To make the case that this is better for global security and stability than the unipolar moment we have experienced since the demise of the Soviet Union previously is not to claim that either Putin or Xi Jinping are moral giants. Clearly they are not. However in their role as counterweights to Washington, Russia and China under their respective leaderships have begun to play a pivotal role in global terms with the concept of a balance of power in mind.
This particular concept — balance of power — has ancient roots. In his classic work, The War with Catline, in which he mines the history of the Catiline Conspiracy of 63 BCE, one of ancient Rome’s most famous figures, the historian Gaius Sallustius Crispis (better known as Sallust), bemoaned Rome’s lapse into moral turpitude, decadence and the obsession of its rich and ruling class with with luxury and ostentation. This he blamed on the city’s conquest of the Mediterranean and destruction of its rivals, such as Carthage.
In the post-Roman era the balance of power was a concept embraced by major powers as the means by which to uphold peace and stability after the devastation of war and conflict.
The 1648 Treaty of Westphalia ended the Thirty Years War in Europe and created the framework for modern international relations, based on a respect for national sovereignty. The Treaty of Vienna in 1815 brought the curtain down on 23 years of French Revolutionary and Napoleonic wars and maintained peace and stability in Europe until the First World War.

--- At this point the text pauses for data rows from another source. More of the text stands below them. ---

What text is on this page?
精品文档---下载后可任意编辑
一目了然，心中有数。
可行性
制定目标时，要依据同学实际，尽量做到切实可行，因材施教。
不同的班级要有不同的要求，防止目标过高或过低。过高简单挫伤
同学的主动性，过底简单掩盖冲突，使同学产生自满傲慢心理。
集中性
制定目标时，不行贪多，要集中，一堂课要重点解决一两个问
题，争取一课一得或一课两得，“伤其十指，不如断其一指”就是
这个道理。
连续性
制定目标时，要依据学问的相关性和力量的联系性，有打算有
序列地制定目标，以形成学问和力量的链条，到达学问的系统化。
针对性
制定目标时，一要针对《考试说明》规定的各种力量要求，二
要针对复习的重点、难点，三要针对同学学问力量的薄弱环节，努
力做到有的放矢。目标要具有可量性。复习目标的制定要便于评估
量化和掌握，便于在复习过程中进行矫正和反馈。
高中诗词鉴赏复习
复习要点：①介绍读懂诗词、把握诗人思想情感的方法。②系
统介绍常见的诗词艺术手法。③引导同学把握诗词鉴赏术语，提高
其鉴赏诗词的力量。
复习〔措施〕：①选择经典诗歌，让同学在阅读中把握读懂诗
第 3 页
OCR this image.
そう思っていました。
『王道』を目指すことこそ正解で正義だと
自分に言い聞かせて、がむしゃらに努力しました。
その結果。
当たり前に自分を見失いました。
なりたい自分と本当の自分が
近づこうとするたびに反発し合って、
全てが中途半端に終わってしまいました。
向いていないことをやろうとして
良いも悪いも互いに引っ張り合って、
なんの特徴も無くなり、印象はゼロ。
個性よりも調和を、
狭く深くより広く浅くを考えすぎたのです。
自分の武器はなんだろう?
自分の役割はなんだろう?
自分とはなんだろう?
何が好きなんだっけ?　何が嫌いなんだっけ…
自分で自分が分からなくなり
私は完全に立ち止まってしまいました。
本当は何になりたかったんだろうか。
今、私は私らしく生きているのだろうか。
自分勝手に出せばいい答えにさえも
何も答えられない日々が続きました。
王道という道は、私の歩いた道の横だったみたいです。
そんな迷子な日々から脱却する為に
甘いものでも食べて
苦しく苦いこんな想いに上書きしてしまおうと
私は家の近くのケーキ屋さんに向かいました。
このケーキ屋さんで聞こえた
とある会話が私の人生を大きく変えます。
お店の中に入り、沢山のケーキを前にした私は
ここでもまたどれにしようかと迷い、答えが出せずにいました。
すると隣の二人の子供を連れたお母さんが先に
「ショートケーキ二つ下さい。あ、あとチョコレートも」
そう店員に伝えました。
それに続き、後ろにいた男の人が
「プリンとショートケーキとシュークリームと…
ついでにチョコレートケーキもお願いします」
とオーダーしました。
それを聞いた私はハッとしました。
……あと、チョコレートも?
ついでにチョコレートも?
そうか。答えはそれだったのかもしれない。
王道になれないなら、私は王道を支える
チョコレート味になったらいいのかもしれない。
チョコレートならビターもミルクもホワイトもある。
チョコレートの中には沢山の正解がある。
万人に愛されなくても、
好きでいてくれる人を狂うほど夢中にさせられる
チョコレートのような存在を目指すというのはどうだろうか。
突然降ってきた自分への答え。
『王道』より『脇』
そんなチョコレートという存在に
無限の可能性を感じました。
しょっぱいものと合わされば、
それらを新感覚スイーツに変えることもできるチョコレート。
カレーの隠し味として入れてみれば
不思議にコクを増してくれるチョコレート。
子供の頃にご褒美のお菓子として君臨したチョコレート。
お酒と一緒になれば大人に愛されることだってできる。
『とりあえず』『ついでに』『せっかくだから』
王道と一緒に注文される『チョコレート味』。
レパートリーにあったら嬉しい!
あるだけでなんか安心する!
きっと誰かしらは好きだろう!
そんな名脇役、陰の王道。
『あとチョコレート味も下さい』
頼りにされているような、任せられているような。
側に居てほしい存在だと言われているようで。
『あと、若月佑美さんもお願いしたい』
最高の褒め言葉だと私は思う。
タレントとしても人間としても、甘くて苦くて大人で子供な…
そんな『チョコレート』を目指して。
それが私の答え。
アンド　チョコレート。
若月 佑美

The UN Charter of 1945 was a product of the unparalleled death and destruction wrought by World War II and established the principle of international law.
Not all treaties and post-conflict settlements are equal, of course. In this regard the seeds of WWII were contained within the provisions of the Treaty of Versailles at the end of World War I. Indeed Versailles was the very acme of a Roman peace, leaving Germany economically and territorially bereft, not to mention humiliated. It was joined by the Treaty of Saint Germain (1919), sanctioning the dismantling of the Austro-Hungarian Empire, while the following year the Treaty of Sevres (1920) facilitated the dismemberment of the Ottoman Empire. The aforementioned treaties would play a crucial part in shaping the world throughout the 20th century, and Versailles especially ; what with the national resentment it catalysed in Germany proving manna from heaven for a far right Austrian crank harbouring the perverse fantasy of racial and national destiny.
The key point is that all through history it has only been when the major powers have come to understand that none — whether alone or as part of a bloc or alliance — has the power and ability to attain domination over the other that there have been sustained periods of peace and stability. Today is no different.
The conflict in Ukraine will eventually end in some kind of diplomatic settlement. We can only hope that the settlement arrived at takes full measure of the blood spilled, the human suffering and despair endured, and ensures that future generations inherit a world in which peace and interdependence has been normalised and war and conflict regarded as the barbaric perversion that it is.